Why not? Something determined can act as an influence without necessarily being deterministic [if it is dismissed or ignored, for instance]. The ability to choose is obviously there, but that which we base our choices on may be a choice in itself.

But what is the difference, whether there are multiple influences or a single cause? The question is about the inevitability of a present moment based on a given past. I do we think we can choose, but I have a real hard time making sense of that intuition conceptually. Yes, we can choose. But is this really true, ultimately?

…because the sort of explanation we’re talking about doesn’t halt at arbitrary conceptual distinctions between having a ‘capability to make a choice’ and the particular choice we make. If you’re willing to host and entertain determinism, determinism will creep into every room. Let’s not think we’re free only because we decided not to take our ability to explain things causally into the realm of making a choice. …That’s like assuming that your money is in the bank, because that’s where it’d be if you had any. (But you might be dirt poor).

A cause causes something. An influence has the potential to become a, or part of a, cause.

Why’s that? We aren’t disrupting any causal chains through an ability to choose, we are affecting ourselves [which, in my opinion, is likely an ability specific to sentience]. The choice itself, not the ability, becomes applicable to space/time through action. The ability is there regardless, meaning our ability to choose does not need an occasion [or correlation to an effect], even though making a choice might.

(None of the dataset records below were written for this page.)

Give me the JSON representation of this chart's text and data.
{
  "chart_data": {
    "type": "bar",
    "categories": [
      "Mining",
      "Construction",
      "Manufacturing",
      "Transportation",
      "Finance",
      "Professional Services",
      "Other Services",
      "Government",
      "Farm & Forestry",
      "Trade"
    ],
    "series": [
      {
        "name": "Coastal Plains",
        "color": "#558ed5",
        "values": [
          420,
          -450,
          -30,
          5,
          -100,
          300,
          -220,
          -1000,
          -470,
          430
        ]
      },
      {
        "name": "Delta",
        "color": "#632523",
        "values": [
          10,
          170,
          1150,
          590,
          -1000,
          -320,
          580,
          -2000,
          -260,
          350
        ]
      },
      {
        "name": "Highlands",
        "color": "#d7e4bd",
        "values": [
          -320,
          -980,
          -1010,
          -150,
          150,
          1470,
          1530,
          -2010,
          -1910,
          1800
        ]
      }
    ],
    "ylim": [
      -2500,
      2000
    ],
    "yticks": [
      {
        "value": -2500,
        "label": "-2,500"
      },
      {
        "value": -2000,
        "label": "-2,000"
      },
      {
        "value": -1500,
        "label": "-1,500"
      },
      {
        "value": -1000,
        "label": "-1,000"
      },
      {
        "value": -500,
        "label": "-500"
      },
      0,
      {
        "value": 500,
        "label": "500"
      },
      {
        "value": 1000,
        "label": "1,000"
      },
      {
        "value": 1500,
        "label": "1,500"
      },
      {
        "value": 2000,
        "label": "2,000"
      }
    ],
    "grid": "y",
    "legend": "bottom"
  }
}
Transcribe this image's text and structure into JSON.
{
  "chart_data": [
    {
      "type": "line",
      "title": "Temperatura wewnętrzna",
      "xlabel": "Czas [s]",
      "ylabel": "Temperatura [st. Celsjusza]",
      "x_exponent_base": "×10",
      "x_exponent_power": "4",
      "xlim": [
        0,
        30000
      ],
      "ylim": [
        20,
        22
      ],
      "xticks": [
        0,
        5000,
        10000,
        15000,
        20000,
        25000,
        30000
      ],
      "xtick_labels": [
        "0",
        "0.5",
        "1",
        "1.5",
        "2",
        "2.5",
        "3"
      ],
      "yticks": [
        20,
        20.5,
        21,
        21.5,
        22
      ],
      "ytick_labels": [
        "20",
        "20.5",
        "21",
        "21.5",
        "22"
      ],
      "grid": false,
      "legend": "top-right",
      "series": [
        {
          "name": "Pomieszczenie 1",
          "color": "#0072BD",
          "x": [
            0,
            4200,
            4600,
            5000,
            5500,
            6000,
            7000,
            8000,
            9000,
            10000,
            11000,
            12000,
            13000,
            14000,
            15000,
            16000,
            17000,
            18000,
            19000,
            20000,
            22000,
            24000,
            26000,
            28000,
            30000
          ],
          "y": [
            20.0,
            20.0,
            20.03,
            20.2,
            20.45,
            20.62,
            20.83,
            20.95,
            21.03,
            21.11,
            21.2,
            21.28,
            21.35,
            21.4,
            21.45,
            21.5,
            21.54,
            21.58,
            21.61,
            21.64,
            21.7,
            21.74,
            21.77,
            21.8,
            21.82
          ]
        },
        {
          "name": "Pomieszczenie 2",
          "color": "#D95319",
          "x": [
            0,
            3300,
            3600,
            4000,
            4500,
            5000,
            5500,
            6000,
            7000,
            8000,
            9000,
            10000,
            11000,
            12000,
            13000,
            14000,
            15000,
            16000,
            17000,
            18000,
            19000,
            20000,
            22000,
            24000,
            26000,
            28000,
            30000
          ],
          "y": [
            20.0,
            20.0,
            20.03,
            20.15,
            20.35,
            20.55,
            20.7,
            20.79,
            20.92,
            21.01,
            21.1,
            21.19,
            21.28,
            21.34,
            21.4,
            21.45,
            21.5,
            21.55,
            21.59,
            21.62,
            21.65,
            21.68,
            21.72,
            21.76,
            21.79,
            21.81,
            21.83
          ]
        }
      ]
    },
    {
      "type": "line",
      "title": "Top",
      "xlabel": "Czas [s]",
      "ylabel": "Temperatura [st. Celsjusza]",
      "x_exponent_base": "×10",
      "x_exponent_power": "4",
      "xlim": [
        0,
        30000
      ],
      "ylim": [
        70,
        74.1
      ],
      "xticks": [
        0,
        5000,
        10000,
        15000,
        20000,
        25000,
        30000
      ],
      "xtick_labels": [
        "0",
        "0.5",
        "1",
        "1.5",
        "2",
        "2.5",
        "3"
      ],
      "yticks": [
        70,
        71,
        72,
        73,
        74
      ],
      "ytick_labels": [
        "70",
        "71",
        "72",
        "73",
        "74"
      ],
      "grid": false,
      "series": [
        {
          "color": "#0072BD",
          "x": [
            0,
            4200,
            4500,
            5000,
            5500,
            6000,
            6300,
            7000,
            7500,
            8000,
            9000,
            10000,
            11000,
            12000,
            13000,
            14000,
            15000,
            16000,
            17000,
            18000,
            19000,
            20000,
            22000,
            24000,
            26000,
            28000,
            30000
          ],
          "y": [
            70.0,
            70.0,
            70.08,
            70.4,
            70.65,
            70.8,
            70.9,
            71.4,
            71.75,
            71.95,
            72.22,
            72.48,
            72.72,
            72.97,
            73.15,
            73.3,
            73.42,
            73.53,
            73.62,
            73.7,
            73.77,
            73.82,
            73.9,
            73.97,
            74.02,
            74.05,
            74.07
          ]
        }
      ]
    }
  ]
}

We’re not? I think you’re not…

I think the ability was caused at some point, but that is given now. I think the act of putting a choice into action is what is caused. The choice itself, as an option, is dependent on, but not necessarily determined by, a condition.

Would you think a planet in some other galaxy is affected by our causal chain? Even if we are talking about multiple causal chains existing simultaneously, we are talking about isolated events [so long as they do not intertwine]. Unless you intent to prove that there is some universal cause that connects everything in existence without implicating an infinite regress [like the Big Bang theory].